The future of the UN and the Millennium Development Goals, therefore, appears to depend on the willingness of wealthy member countries to fund integrated programs and the willingness of developing member countries to implement them effectively and to ensure that both women and men are empowered by these programs. In addition, support from grassroots organizations in every country will be essential for any of the policies to be effective.
In Africa, The Hunger Project, Dr. Coonrod’s organization, works with a budget of only $3 million to reach 2.7 million people in over a thousand villages — a level of efficiency unheard of at the UN. One of The Hunger Project’s foundational tenets is to empower women and men to work in authentic partnership to mobilize home-grown development programs that effectively reduce and even eradicate hunger and poverty in each village where The Hunger Project works. When asked how such success could be replicated, Dr. Coonrod replied: “The way to deal with issues of poverty and hunger is in close collaboration with civil society,” i.e., the non-government organizations, churches, and community groups that work at the grassroots level. “It’s fine for government to be an important actor, but most governments are unable to do the job. A lot of direct civil society-UN partnership would be a plus.”
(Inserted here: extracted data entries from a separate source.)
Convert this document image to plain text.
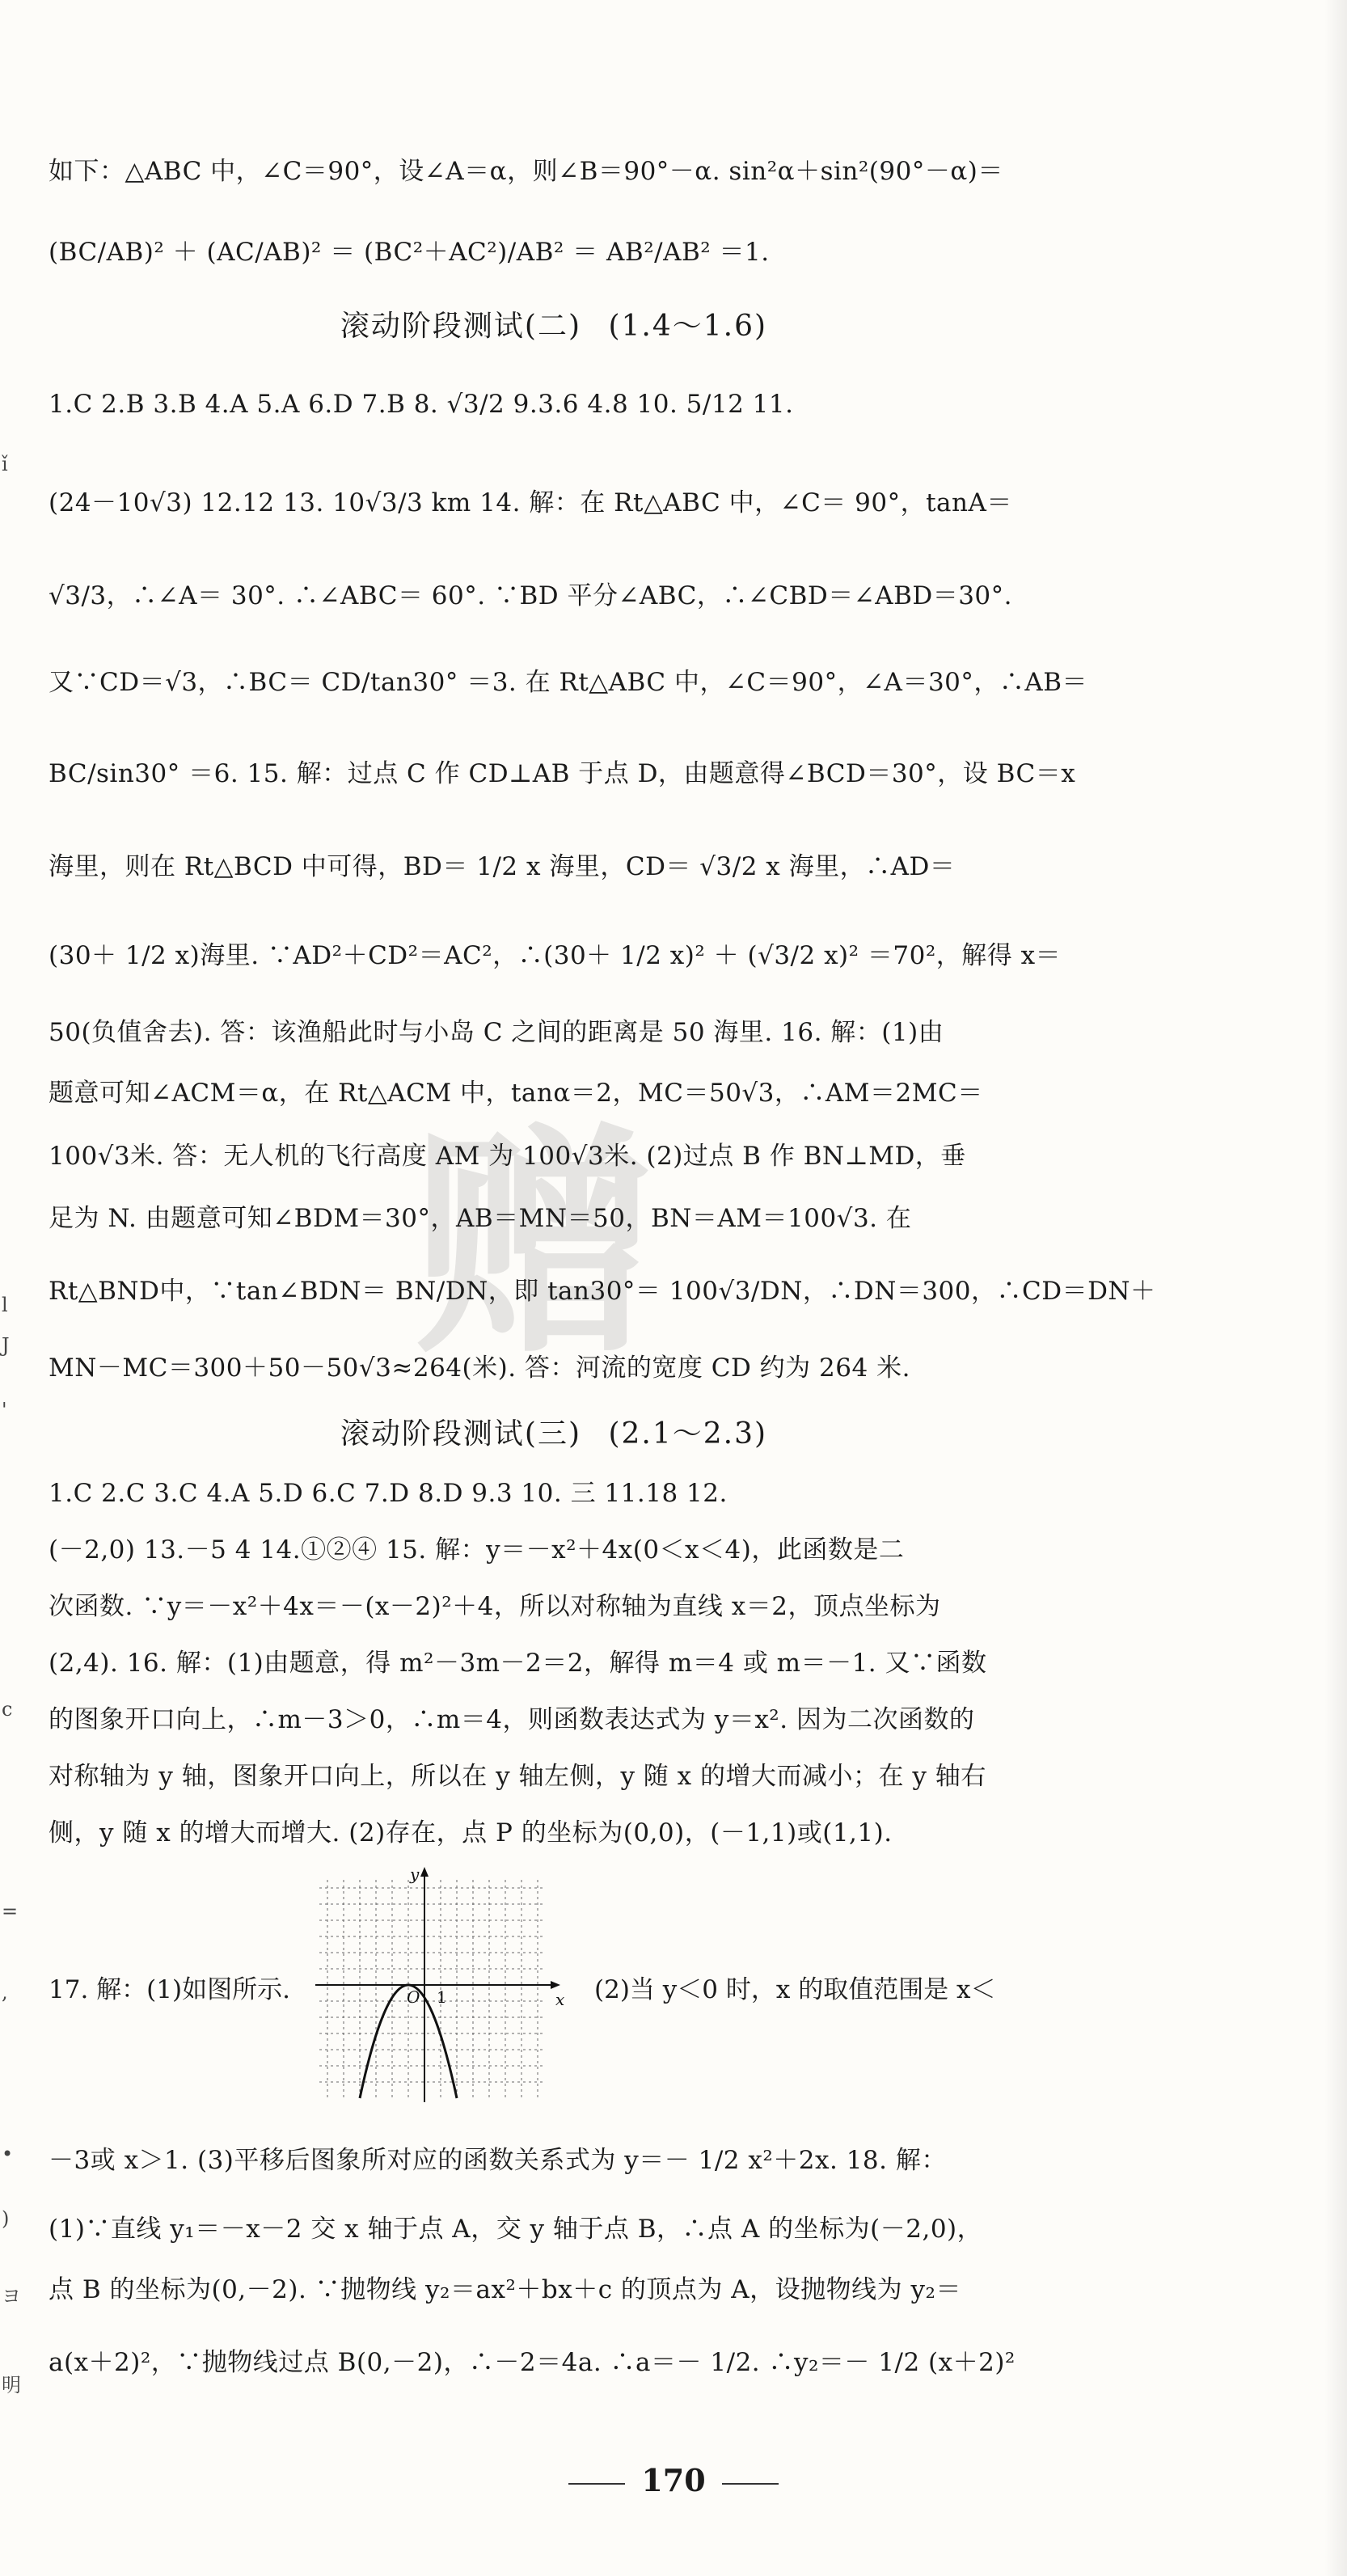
ǐ
l
J
'
c
=
,
•
)
ヨ
明
赠
如下：△ABC 中，∠C＝90°，设∠A＝α，则∠B＝90°－α. sin²α＋sin²(90°－α)＝
(BC/AB)² ＋ (AC/AB)² ＝ (BC²＋AC²)/AB² ＝ AB²/AB² ＝1.
滚动阶段测试(二) (1.4～1.6)
1.C 2.B 3.B 4.A 5.A 6.D 7.B 8. √3/2 9.3.6 4.8 10. 5/12 11.
(24－10√3) 12.12 13. 10√3/3 km 14. 解：在 Rt△ABC 中，∠C＝ 90°，tanA＝
√3/3，∴∠A＝ 30°. ∴∠ABC＝ 60°. ∵BD 平分∠ABC，∴∠CBD＝∠ABD＝30°.
又∵CD＝√3，∴BC＝ CD/tan30° ＝3. 在 Rt△ABC 中，∠C＝90°，∠A＝30°，∴AB＝
BC/sin30° ＝6. 15. 解：过点 C 作 CD⊥AB 于点 D，由题意得∠BCD＝30°，设 BC＝x
海里，则在 Rt△BCD 中可得，BD＝ 1/2 x 海里，CD＝ √3/2 x 海里，∴AD＝
(30＋ 1/2 x)海里. ∵AD²＋CD²＝AC²，∴(30＋ 1/2 x)² ＋ (√3/2 x)² ＝70²，解得 x＝
50(负值舍去). 答：该渔船此时与小岛 C 之间的距离是 50 海里. 16. 解：(1)由
题意可知∠ACM＝α，在 Rt△ACM 中，tanα＝2，MC＝50√3，∴AM＝2MC＝
100√3米. 答：无人机的飞行高度 AM 为 100√3米. (2)过点 B 作 BN⊥MD，垂
足为 N. 由题意可知∠BDM＝30°，AB＝MN＝50，BN＝AM＝100√3. 在
Rt△BND中，∵tan∠BDN＝ BN/DN，即 tan30°＝ 100√3/DN，∴DN＝300，∴CD＝DN＋
MN－MC＝300＋50－50√3≈264(米). 答：河流的宽度 CD 约为 264 米.
滚动阶段测试(三) (2.1～2.3)
1.C 2.C 3.C 4.A 5.D 6.C 7.D 8.D 9.3 10. 三 11.18 12.
(－2,0) 13.－5 4 14.①②④ 15. 解：y＝－x²＋4x(0＜x＜4)，此函数是二
次函数. ∵y＝－x²＋4x＝－(x－2)²＋4，所以对称轴为直线 x＝2，顶点坐标为
(2,4). 16. 解：(1)由题意，得 m²－3m－2＝2，解得 m＝4 或 m＝－1. 又∵函数
的图象开口向上，∴m－3＞0，∴m＝4，则函数表达式为 y＝x². 因为二次函数的
对称轴为 y 轴，图象开口向上，所以在 y 轴左侧，y 随 x 的增大而减小；在 y 轴右
侧，y 随 x 的增大而增大. (2)存在，点 P 的坐标为(0,0)，(－1,1)或(1,1).
17. 解：(1)如图所示.
y
x
O 1	(2)当 y＜0 时，x 的取值范围是 x＜
－3或 x＞1. (3)平移后图象所对应的函数关系式为 y＝－ 1/2 x²＋2x. 18. 解：
(1)∵直线 y₁＝－x－2 交 x 轴于点 A，交 y 轴于点 B，∴点 A 的坐标为(－2,0)，
点 B 的坐标为(0,－2). ∵抛物线 y₂＝ax²＋bx＋c 的顶点为 A，设抛物线为 y₂＝
a(x＋2)²，∵抛物线过点 B(0,－2)，∴－2＝4a. ∴a＝－ 1/2. ∴y₂＝－ 1/2 (x＋2)²
170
In light of the strong grassroots response to the 1980s African famine, Dr. Coonrod’s admonition seems appropriate for efforts to achieve the Millennium Development Goals. As for what he calls the thankless tasks of peacekeeping and relief that the UN performs every day, he doubts that the UN will become more effective. “The UN always gets the snarliest problems,” says Dr. Coonrod. “It’s not going to get any better at solving them because the snarly problems are the hardest to solve.”

Nora Simpson worked for several years in the international development policy realm with a focus on gender and hunger issues. She is currently a free-lance writer in Manhattan.